Teileeinkauf in der Werkstatt und E-Commerce - man könnte meinen, das passt so nicht recht zusammen. Oder doch? Tatsächlich ist es so, dass der digitale B2B-Einkauf längst auch in den Kfz-Werkstätten Einzug hält. Wir haben nachgefragt bei einem Digitalisierungs-Experten, der es wissen muss. Wir wollten wissen, was das heutige Einkaufsverhalten in freien Werkstätten prägt, welche Ansprüche die Werkstatt als gefragter E-Commerce-Kunde hat und wie die Anbieter darauf reagieren.
asp: Herr Vogl, wie verändert sich das Einkaufsverhalten in Werkstätten?
Wolfgang Vogl: Die fortschreitende Digitalisierung stellt die Lieferanten-Beziehungen auf die Probe, so das Ergebnis der Studie "Der moderne B2B-Einkauf" des ECC Köln in Zusammenarbeit mit Adobe1. 60 Prozent der Befragten geben an, sich nicht mehr so an einzelne Lieferanten zu binden wie noch vor zwei Jahren. Damit nicht genug: 76 Prozent der Unternehmen werden zukünftig vermehrt bei weiteren Lieferanten einkaufen. Gleichzeitig begegnen wir mittlerweile einer neuen Generation von B2B-Käufern. Digital trainiert und anspruchsvoll - so lässt es sich am besten zusammenfassen. 65 Prozent der B2B-Entscheider sind laut einer aktuellen Erhebung der American Marketing Association zwischen 18 und 40 Jahre alt. Diese digital aufgewachsenen Millennials und Angehörigen der Generation Z kaufen regelmäßig ihren privaten Bedarf online ein und schätzen die angenehmen Seiten des E-Commerce. Sie erwarten auch beim Einkaufen im Unternehmenskontext deutlich mehr in puncto Produktqualität, digitales Einkaufserlebnis, Schnelligkeit, Flexibilität, Komfort und Service. Laut einer McKinsey-Studie beschleunigt sich der Trend hin zu Online-Kanälen im Kfz-Aftermarket bis 2030. Auch bei Werkstätten wird das Plattform-Business zunehmend beliebter. Die Studie bestätigt: Selbst Werkstätten kaufen die benötigten Kfz-Teile nicht mehr ausschließlich bei festen Partnern ein, sondern versuchen, über Onlineshops günstigere Preise bei gleichbleibender Qualität zu realisieren. Der Anteil von E-Tailing, also von Werkstätten, die Teile über Online-Marktplätze beziehen, soll sich ausgehend von fünf Prozent auf bis zu zwölf Prozent mehr als verdoppeln.

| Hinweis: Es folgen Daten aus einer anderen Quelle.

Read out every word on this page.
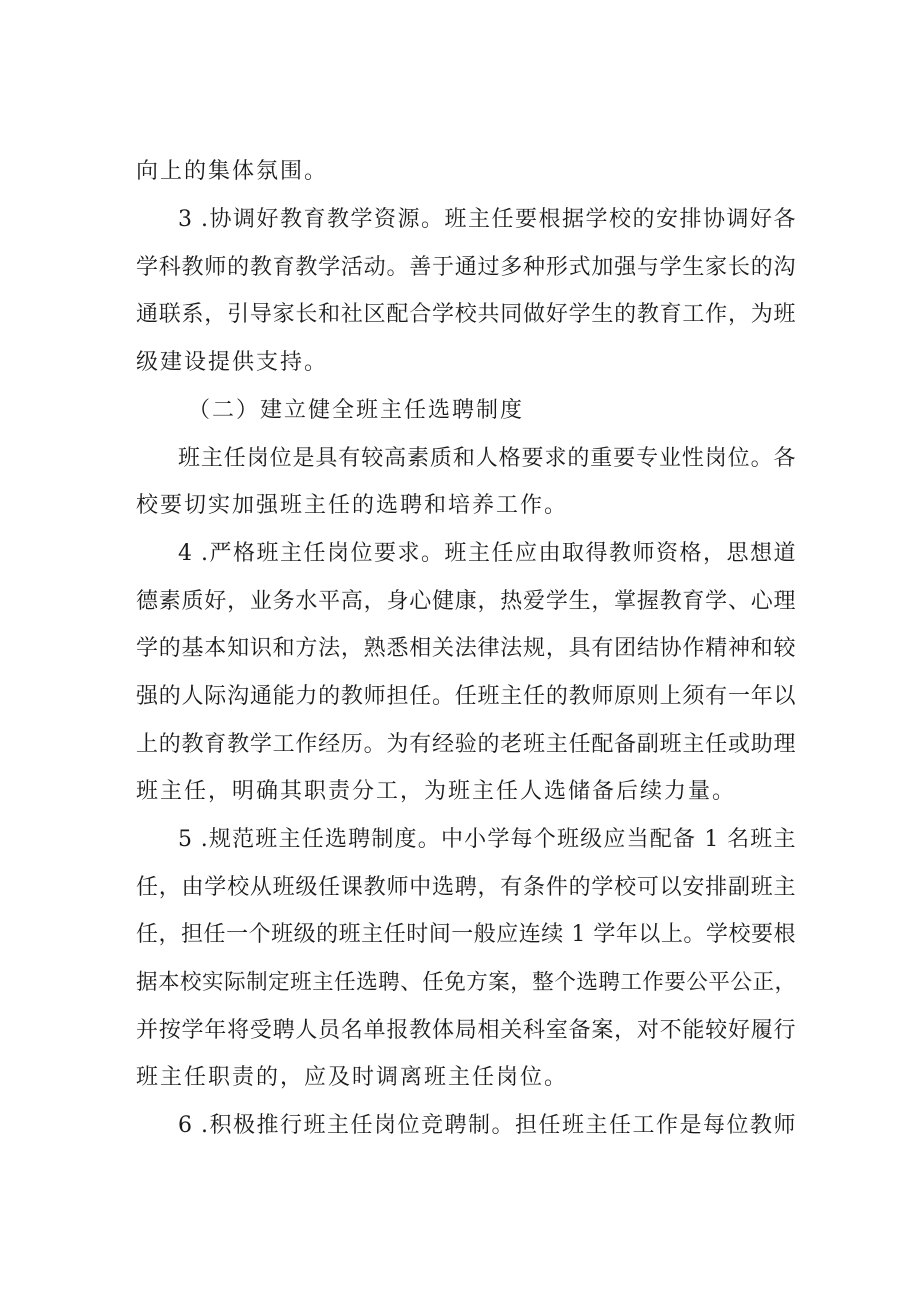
向上的集体氛围。
3 .协调好教育教学资源。班主任要根据学校的安排协调好各
学科教师的教育教学活动。善于通过多种形式加强与学生家长的沟
通联系，引导家长和社区配合学校共同做好学生的教育工作，为班
级建设提供支持。
（二）建立健全班主任选聘制度
班主任岗位是具有较高素质和人格要求的重要专业性岗位。各
校要切实加强班主任的选聘和培养工作。
4 .严格班主任岗位要求。班主任应由取得教师资格，思想道
德素质好，业务水平高，身心健康，热爱学生，掌握教育学、心理
学的基本知识和方法，熟悉相关法律法规，具有团结协作精神和较
强的人际沟通能力的教师担任。任班主任的教师原则上须有一年以
上的教育教学工作经历。为有经验的老班主任配备副班主任或助理
班主任，明确其职责分工，为班主任人选储备后续力量。
5 .规范班主任选聘制度。中小学每个班级应当配备 1 名班主
任，由学校从班级任课教师中选聘，有条件的学校可以安排副班主
任，担任一个班级的班主任时间一般应连续 1 学年以上。学校要根
据本校实际制定班主任选聘、任免方案，整个选聘工作要公平公正，
并按学年将受聘人员名单报教体局相关科室备案，对不能较好履行
班主任职责的，应及时调离班主任岗位。
6 .积极推行班主任岗位竞聘制。担任班主任工作是每位教师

asp: Warum ist die Werkstatt als Kunde so interessant für E-Commerce-Anbieter?
W. Vogl: Wo sonst als in Werkstätten gibt es mehr Potenzial für permanenten, wiederkehrenden Teilebedarf. Schließlich müssen Bremsscheibe, Ölfilter & Co. irgendwo eingebaut werden. Mal abgesehen von einfach einzubauenden Lowtech-Teilen wie Glühbirnen, Wischerblättern oder Batterien und dem DIY-Business: Komplexere Wartungs- oder Reparaturarbeiten lässt der typische Endkunde in der Werkstatt verrichten, wo er in der Regel Teile und Service als Komplettpaket bezieht. Der Trend, dass die Werkstatt das Teil einbauen muss, verstärkt sich durch die wachsende Komplexität der Fahrzeuge, die unter anderem die Elektromobilität mit sich bringt. Auch das zunehmende Flottengeschäft für den Reparaturmarkt stärkt die Rolle der Werkstatt.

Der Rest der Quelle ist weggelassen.